15
Closing Time
Miles woke to knocking on the door, and his first instinct was annoyance. He’d wanted to stay with Gavin, here in this tiny world where only their relationship existed without outside influences. He’d dreamed they were snowed in forever, forced to simply buy the house and learn to live on microwaved soup and watery tea.
Yes, logically, he knew the soup would run out. The tea wasn’t likely to, since it was mediocre, but the soup would be a problem, and not just because it was basically cans of shockingly flavorless salt. Not to mention the water and electricity and a dozen other things, but it had been a dream, and none of that had mattered.
Only he and Gavin had mattered, and it had been nice.
Speaking of Gavin, he was stretching and rubbing his face. Miles recognized the precise moment Gavin realized what was going on, or at least remembered where he was, because every muscle in his body tensed.
His head popped up and he stared at Miles. “That’s—”
“You two better have goddamned pants on,” came the mutter from outside the front door. It seemed to Miles that was new. Could he have heard that yesterday, a mutter that quiet from the wrong side of a door?
He scowled in the direction of the door. “That depends on your definition of pants.”
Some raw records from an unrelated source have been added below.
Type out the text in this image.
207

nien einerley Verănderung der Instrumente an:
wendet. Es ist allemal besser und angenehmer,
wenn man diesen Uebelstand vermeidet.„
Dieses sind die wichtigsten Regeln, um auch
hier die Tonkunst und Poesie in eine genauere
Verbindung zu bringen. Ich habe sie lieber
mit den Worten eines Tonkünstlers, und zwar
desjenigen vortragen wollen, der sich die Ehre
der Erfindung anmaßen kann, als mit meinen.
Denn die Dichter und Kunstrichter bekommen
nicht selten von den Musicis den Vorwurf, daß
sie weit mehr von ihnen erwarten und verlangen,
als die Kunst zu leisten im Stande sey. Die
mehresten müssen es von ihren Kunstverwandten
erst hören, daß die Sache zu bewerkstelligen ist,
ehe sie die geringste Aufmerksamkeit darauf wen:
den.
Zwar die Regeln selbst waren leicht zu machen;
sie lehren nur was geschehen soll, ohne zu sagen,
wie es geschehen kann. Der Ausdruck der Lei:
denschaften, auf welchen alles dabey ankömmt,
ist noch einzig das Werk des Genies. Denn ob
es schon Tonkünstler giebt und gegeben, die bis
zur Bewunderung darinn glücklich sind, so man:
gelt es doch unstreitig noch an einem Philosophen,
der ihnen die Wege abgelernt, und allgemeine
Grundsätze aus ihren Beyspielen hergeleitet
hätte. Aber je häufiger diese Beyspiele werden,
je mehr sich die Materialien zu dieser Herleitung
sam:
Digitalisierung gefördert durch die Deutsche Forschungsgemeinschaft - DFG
“I’m American. I have the normal American definition of pants.” Dez huffed and shuffled his feet. “Now open the damn door. It’s cold out here.”
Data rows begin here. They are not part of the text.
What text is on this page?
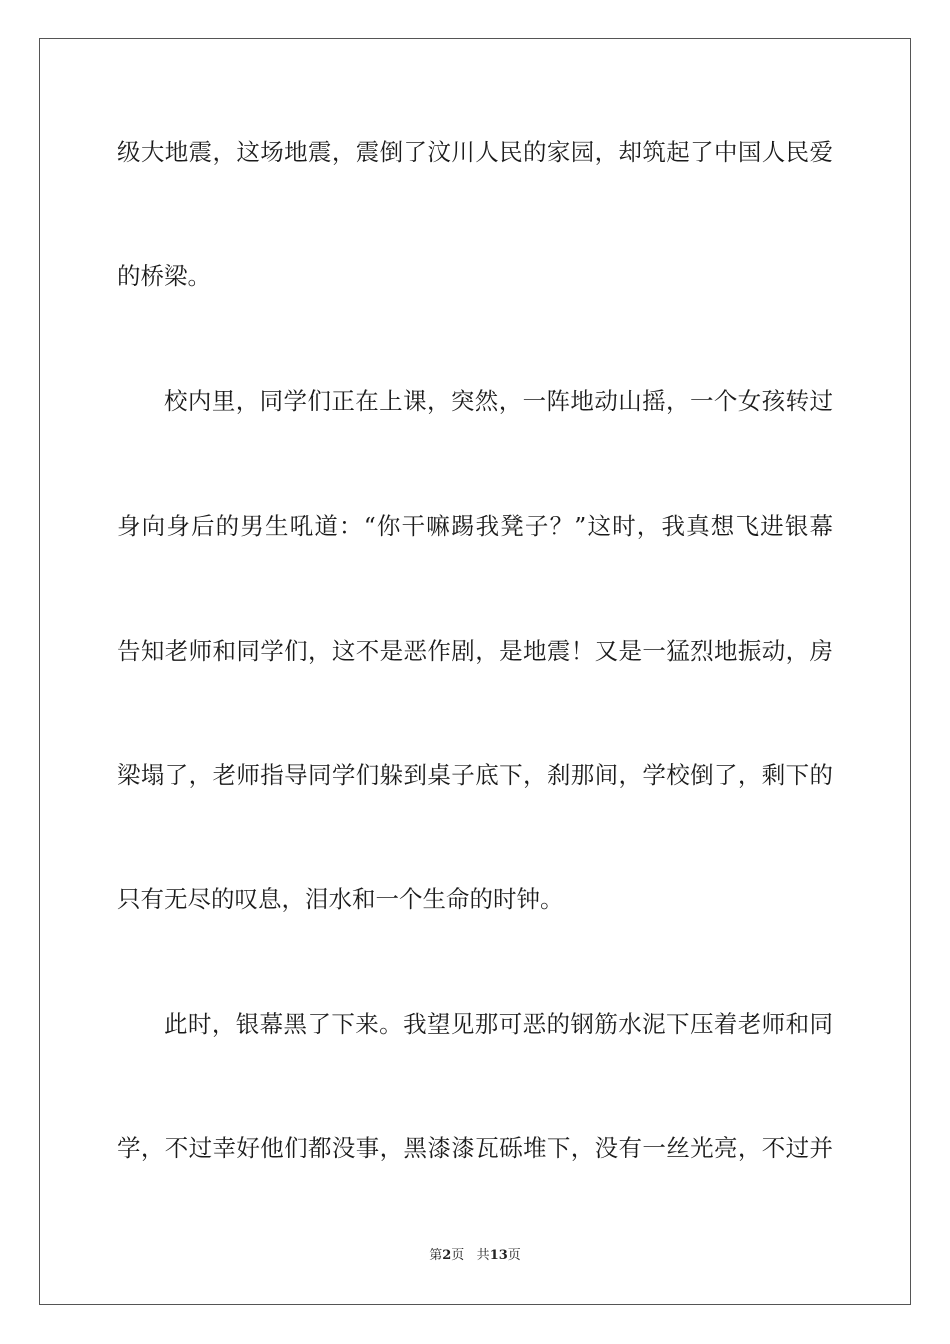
级大地震，这场地震，震倒了汶川人民的家园，却筑起了中国人民爱
的桥梁。
校内里，同学们正在上课，突然，一阵地动山摇，一个女孩转过
身向身后的男生吼道：“你干嘛踢我凳子？”这时，我真想飞进银幕
告知老师和同学们，这不是恶作剧，是地震！又是一猛烈地振动，房
梁塌了，老师指导同学们躲到桌子底下，刹那间，学校倒了，剩下的
只有无尽的叹息，泪水和一个生命的时钟。
此时，银幕黑了下来。我望见那可恶的钢筋水泥下压着老师和同
学，不过幸好他们都没事，黑漆漆瓦砾堆下，没有一丝光亮，不过并
第2页 共13页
Gavin slid out of their makeshift bed and headed to the door, opening it long enough to let Dez in and then glance outside as he closed it.
Miles sat up, letting the blanket pool around his hips instead of expose the fact that he’d been full of it: he wasn’t wearing pants by anyone’s definition, and he didn’t particularly want to be. “I take it the snow wasn’t that bad?”
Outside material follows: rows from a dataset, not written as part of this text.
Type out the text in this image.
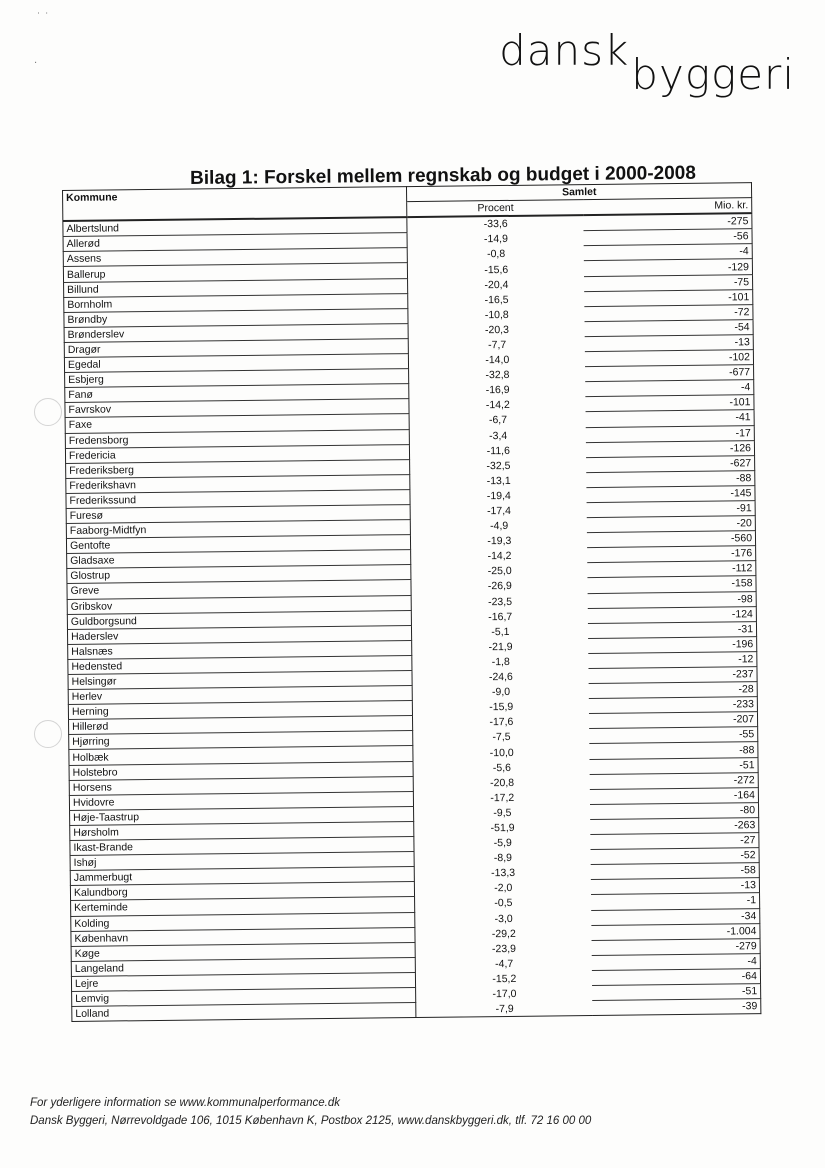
˙ ˙
·	danskbyggeri
Bilag 1: Forskel mellem regnskab og budget i 2000-2008
Kommune	Samlet	
	Procent	Mio. kr.
Albertslund	-33,6	-275
Allerød	-14,9	-56
Assens	-0,8	-4
Ballerup	-15,6	-129
Billund	-20,4	-75
Bornholm	-16,5	-101
Brøndby	-10,8	-72
Brønderslev	-20,3	-54
Dragør	-7,7	-13
Egedal	-14,0	-102
Esbjerg	-32,8	-677
Fanø	-16,9	-4
Favrskov	-14,2	-101
Faxe	-6,7	-41
Fredensborg	-3,4	-17
Fredericia	-11,6	-126
Frederiksberg	-32,5	-627
Frederikshavn	-13,1	-88
Frederikssund	-19,4	-145
Furesø	-17,4	-91
Faaborg-Midtfyn	-4,9	-20
Gentofte	-19,3	-560
Gladsaxe	-14,2	-176
Glostrup	-25,0	-112
Greve	-26,9	-158
Gribskov	-23,5	-98
Guldborgsund	-16,7	-124
Haderslev	-5,1	-31
Halsnæs	-21,9	-196
Hedensted	-1,8	-12
Helsingør	-24,6	-237
Herlev	-9,0	-28
Herning	-15,9	-233
Hillerød	-17,6	-207
Hjørring	-7,5	-55
Holbæk	-10,0	-88
Holstebro	-5,6	-51
Horsens	-20,8	-272
Hvidovre	-17,2	-164
Høje-Taastrup	-9,5	-80
Hørsholm	-51,9	-263
Ikast-Brande	-5,9	-27
Ishøj	-8,9	-52
Jammerbugt	-13,3	-58
Kalundborg	-2,0	-13
Kerteminde	-0,5	-1
Kolding	-3,0	-34
København	-29,2	-1.004
Køge	-23,9	-279
Langeland	-4,7	-4
Lejre	-15,2	-64
Lemvig	-17,0	-51
Lolland	-7,9	-39
For yderligere information se www.kommunalperformance.dk
Dansk Byggeri, Nørrevoldgade 106, 1015 København K, Postbox 2125, www.danskbyggeri.dk, tlf. 72 16 00 00
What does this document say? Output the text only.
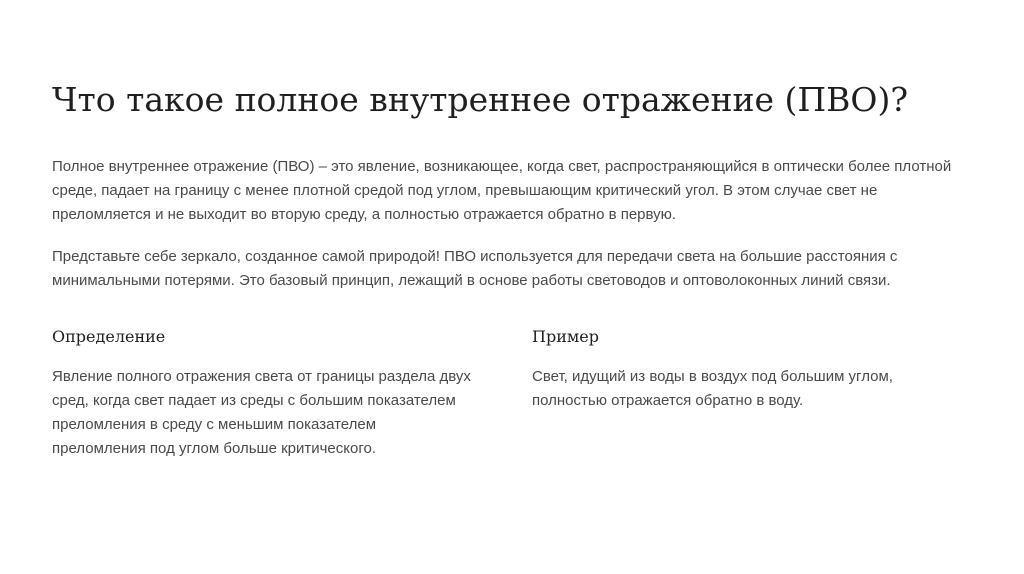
Что такое полное внутреннее отражение (ПВО)?

Полное внутреннее отражение (ПВО) – это явление, возникающее, когда свет, распространяющийся в оптически более плотной среде, падает на границу с менее плотной средой под углом, превышающим критический угол. В этом случае свет не преломляется и не выходит во вторую среду, а полностью отражается обратно в первую.

Представьте себе зеркало, созданное самой природой! ПВО используется для передачи света на большие расстояния с минимальными потерями. Это базовый принцип, лежащий в основе работы световодов и оптоволоконных линий связи.

Определение

Явление полного отражения света от границы раздела двух сред, когда свет падает из среды с большим показателем преломления в среду с меньшим показателем преломления под углом больше критического.

Пример

Свет, идущий из воды в воздух под большим углом, полностью отражается обратно в воду.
Dez gave a nervous glance at Gavin, scratching his nose and not looking anyone in the eye.
“Or the snow was exactly as bad as I think, and you ignored my message,” Gavin said, voice flat and brow wrinkled.
Dez’s head snapped up. “I did not. What message?”
That made Gavin pause. He glanced at Miles quickly, then back at Dez.
“Oh for fuck’s sake, Cap, he heard me at the front door. It’s obvious you bit him. What was it, hypothermia?” He turned and looked Miles over, then gave a sharp incline of his head. “And welcome to the pack.”
Just like that.
Welcome to the pack.
Miles could have walked on a cloud, his heart was so light. No doubt, no sneer, no list of questions about his intentions, just welcome. It had been perfunctory, sure, but it was Dez. His picture should go in the dictionary definition of the word perfunctory.
“Car crash,” Miles answered for Gavin when he was quiet.
That seemed to concern Dez. “But you’re okay. I mean, nothing broken? Nothing we should be trying to—”
“No, Dez,” Gavin interrupted, voice low and sad. “Nothing like that. I don’t know what was wrong with him, but the bite seems to have fixed it.”
They both looked at Miles as though considering rushing him to the hospital anyway. They were worried about him.
Because he was pack.
He hugged the blanket to his chest and grinned at them. He probably looked like a goofball, but what did it matter?
“So how did you find us?” Miles asked, just to change the subject.
“I’ve been plowing every drive on this side of the mountain since dawn,” Dez answered. He waved at the door. “We put a plow on the truck a while back, since it seemed the sensible thing to do. I used to drive one as a teenager in Nebraska, so it wasn’t hard to get used to again. Worked out pretty damn well.”
It certainly had. Well, except for the fact that now Miles didn’t get to be alone with Gavin. He supposed his fond fantasy of days of uninhibited sex wasn’t ever going to happen, but Dez could have given him one freaking day.
“You guys want to head home now?” Dez glanced at the fire, then the pile of clothes on the floor. He turned to Miles, eyes narrowed. “You liar. Your underwear are sitting right there.”